Chelsea Gray scored 13 points for the Blue Devils (17-3), who had won 11 straight overall. It was their first setback at Cameron since UConn visited two years ago and handed them an 81-48 loss.

Elizabeth Williams added 10 points on 3-of-15 shooting for Duke, and her layup with just under 18 minutes left was the Blue Devils' last basket until Haley Peters hit a 3-pointer with fewer than 6 minutes remaining.

Duke finished with only eight assists on its 17 baskets after its offense too often disintegrated into one-on-one battles and not enough passing against an aggressive UConn defense that Auriemma said was determined to take away the lane and turn the Blue Devils into a jump-shooting team.

"It's a great lesson for our team. A great lesson on what not to do offensively, and how not to, I guess, rush yourself and do some things that we" shouldn't do, coach Joanne P. McCallie said.

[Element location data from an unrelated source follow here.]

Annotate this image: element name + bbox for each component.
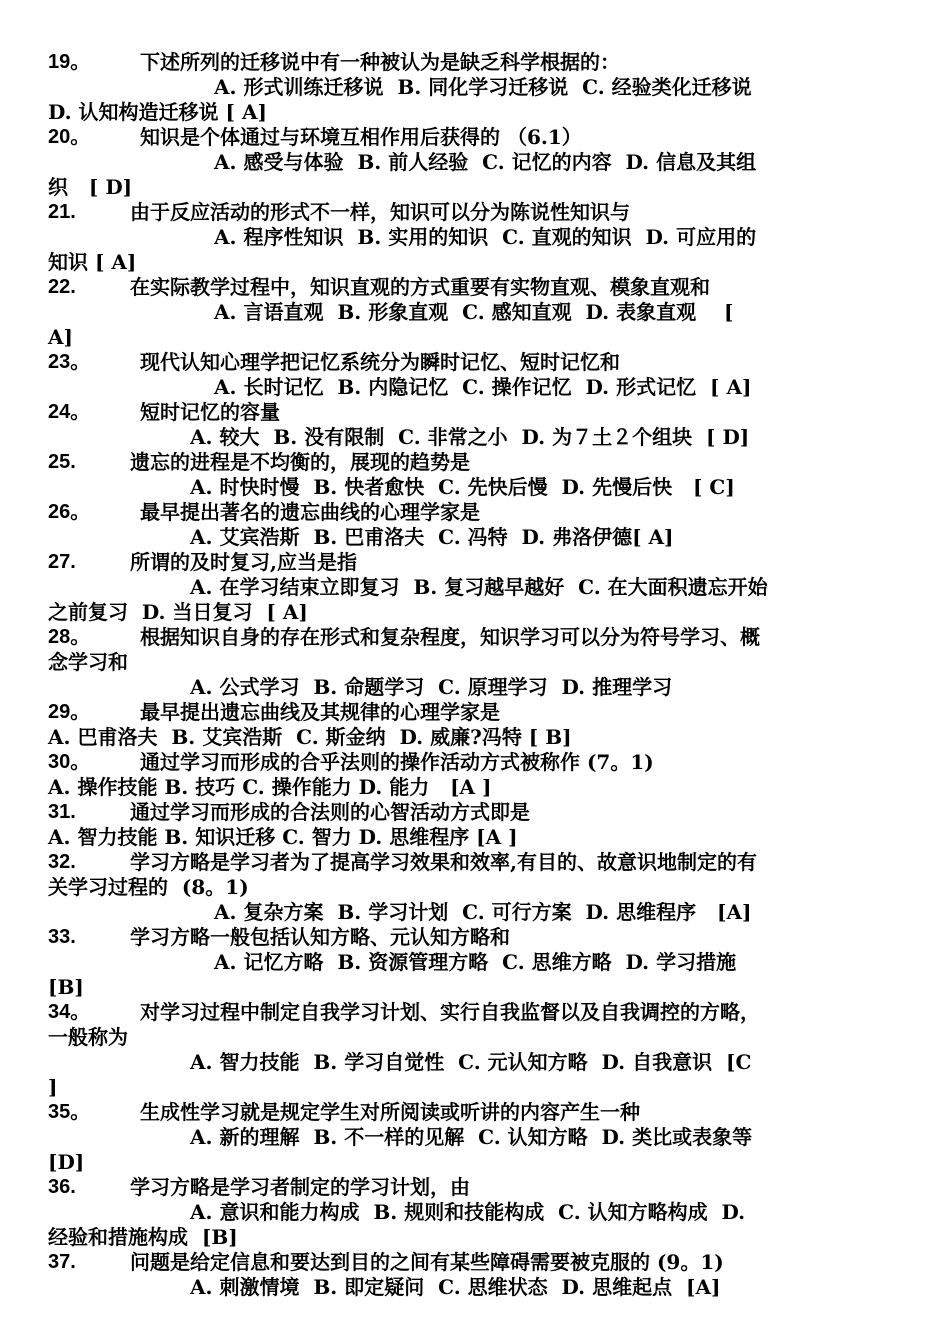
question-options-cont: 之前复习 D. 当日复习 [ A]: [48, 600, 308, 624]
question-stem: 学习方略是学习者为了提高学习效果和效率,有目的、故意识地制定的有: [130, 850, 757, 874]
question-options-cont: D. 认知构造迁移说 [ A]: [48, 100, 267, 124]
question-stem: 学习方略是学习者制定的学习计划，由: [130, 1175, 470, 1199]
question-number: 32.: [48, 851, 76, 873]
question-stem: 现代认知心理学把记忆系统分为瞬时记忆、短时记忆和: [140, 350, 620, 374]
question-number: 26。: [48, 501, 91, 523]
question-options: A. 新的理解 B. 不一样的见解 C. 认知方略 D. 类比或表象等: [190, 1125, 753, 1149]
question-number: 37.: [48, 1251, 76, 1273]
question-stem: 短时记忆的容量: [140, 400, 280, 424]
question-stem: 最早提出著名的遗忘曲线的心理学家是: [140, 500, 480, 524]
question-number: 31.: [48, 801, 76, 823]
question-options: A. 刺激情境 B. 即定疑问 C. 思维状态 D. 思维起点 [A]: [190, 1275, 721, 1299]
question-stem: 知识是个体通过与环境互相作用后获得的 （6.1）: [140, 125, 582, 149]
question-options: A. 长时记忆 B. 内隐记忆 C. 操作记忆 D. 形式记忆 [ A]: [214, 375, 752, 399]
question-options: A. 艾宾浩斯 B. 巴甫洛夫 C. 冯特 D. 弗洛伊德[ A]: [190, 525, 674, 549]
question-number: 22.: [48, 276, 76, 298]
question-options: A. 在学习结束立即复习 B. 复习越早越好 C. 在大面积遗忘开始: [190, 575, 768, 599]
question-number: 19。: [48, 51, 91, 73]
question-number: 35。: [48, 1101, 91, 1123]
question-number: 27.: [48, 551, 76, 573]
question-options: A. 形式训练迁移说 B. 同化学习迁移说 C. 经验类化迁移说: [214, 75, 752, 99]
question-options-cont: 知识 [ A]: [48, 250, 137, 274]
question-stem: 生成性学习就是规定学生对所阅读或听讲的内容产生一种: [140, 1100, 640, 1124]
question-number: 34。: [48, 1001, 91, 1023]
question-stem: 最早提出遗忘曲线及其规律的心理学家是: [140, 700, 500, 724]
question-stem: 对学习过程中制定自我学习计划、实行自我监督以及自我调控的方略，: [140, 1000, 760, 1024]
question-options-cont: [D]: [48, 1150, 85, 1174]
question-stem: 通过学习而形成的合乎法则的操作活动方式被称作 (7。1): [140, 750, 654, 774]
question-number: 33.: [48, 926, 76, 948]
question-stem-cont: 念学习和: [48, 650, 128, 674]
question-stem: 由于反应活动的形式不一样，知识可以分为陈说性知识与: [130, 200, 630, 224]
question-number: 28。: [48, 626, 91, 648]
question-number: 24。: [48, 401, 91, 423]
question-stem: 根据知识自身的存在形式和复杂程度，知识学习可以分为符号学习、概: [140, 625, 760, 649]
question-options-cont: A]: [48, 325, 73, 349]
question-options: A. 感受与体验 B. 前人经验 C. 记忆的内容 D. 信息及其组: [214, 150, 757, 174]
question-options-cont: 织 [ D]: [48, 175, 133, 199]
question-options-cont: [B]: [48, 975, 84, 999]
question-stem: 遗忘的进程是不均衡的，展现的趋势是: [130, 450, 470, 474]
question-number: 29。: [48, 701, 91, 723]
question-options-cont: ]: [48, 1075, 58, 1099]
question-options: A. 智力技能 B. 学习自觉性 C. 元认知方略 D. 自我意识 [C: [190, 1050, 752, 1074]
question-options: A. 意识和能力构成 B. 规则和技能构成 C. 认知方略构成 D.: [190, 1200, 746, 1224]
question-number: 23。: [48, 351, 91, 373]
question-options: A. 操作技能 B. 技巧 C. 操作能力 D. 能力 [A ]: [48, 775, 492, 799]
question-number: 25.: [48, 451, 76, 473]
question-options: A. 时快时慢 B. 快者愈快 C. 先快后慢 D. 先慢后快 [ C]: [190, 475, 735, 499]
question-stem: 在实际教学过程中，知识直观的方式重要有实物直观、模象直观和: [130, 275, 710, 299]
question-stem-cont: 关学习过程的 (8。1): [48, 875, 249, 899]
question-options: A. 程序性知识 B. 实用的知识 C. 直观的知识 D. 可应用的: [214, 225, 757, 249]
question-stem: 问题是给定信息和要达到目的之间有某些障碍需要被克服的 (9。1): [130, 1250, 724, 1274]
question-options-cont: 经验和措施构成 [B]: [48, 1225, 238, 1249]
question-options: A. 巴甫洛夫 B. 艾宾浩斯 C. 斯金纳 D. 威廉?冯特 [ B]: [48, 725, 572, 749]
question-number: 20。: [48, 126, 91, 148]
question-stem: 下述所列的迁移说中有一种被认为是缺乏科学根据的：: [140, 50, 620, 74]
question-options: A. 言语直观 B. 形象直观 C. 感知直观 D. 表象直观 [: [214, 300, 734, 324]
question-stem-cont: 一般称为: [48, 1025, 128, 1049]
question-number: 36.: [48, 1176, 76, 1198]
question-number: 30。: [48, 751, 91, 773]
question-options: A. 智力技能 B. 知识迁移 C. 智力 D. 思维程序 [A ]: [48, 825, 518, 849]
question-options: A. 复杂方案 B. 学习计划 C. 可行方案 D. 思维程序 [A]: [214, 900, 752, 924]
question-stem: 学习方略一般包括认知方略、元认知方略和: [130, 925, 510, 949]
question-stem: 所谓的及时复习,应当是指: [130, 550, 357, 574]
question-stem: 通过学习而形成的合法则的心智活动方式即是: [130, 800, 530, 824]
question-options: A. 记忆方略 B. 资源管理方略 C. 思维方略 D. 学习措施: [214, 950, 737, 974]
question-options: A. 公式学习 B. 命题学习 C. 原理学习 D. 推理学习: [190, 675, 673, 699]
question-options: A. 较大 B. 没有限制 C. 非常之小 D. 为７土２个组块 [ D]: [190, 425, 750, 449]
question-number: 21.: [48, 201, 76, 223]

Duke trailed by 14 late in the first half before putting together a 12-3 run that bridged the break. The Blue Devils forced five turnovers in the first six minutes of the half, and Williams helped Duke close to 34-29 with a free throw with 17:19 left.

That's when UConn took over and began stretching its lead with 3-pointers. The Huskies hit four — two by Kaleena Mosqueda-Lewis — in a 9-minute stretch before Tiffany Hayes added a bucket in the lane, pushing it to 50-33 with just over 7 minutes left, and Duke didn't get closer than 12 the rest of the way.

"They did a good job of clogging the lane a little bit, and sometimes we would take too many dribbles," Gray said.

Stefanie Dolson added 10 points and Kiah Stokes had 11 of her 12 rebounds on the defensive end for UConn.

The Huskies entered with the nation's toughest defense by shooting percentage, holding opponents to 30 percent. They forced the Blue Devils into their worst shooting night by far — their previous low was 32 percent in a loss to Notre Dame.

"That's how you want to play on the road," Hartley said.

The Huskies have dominated this series lately, winning five straight and routing Duke twice last season — including a 36-point loss that ended the Blue Devils' unbeaten start to 2010-11 and a 35-point romp in the NCAA tournament with a Final Four berth on the line.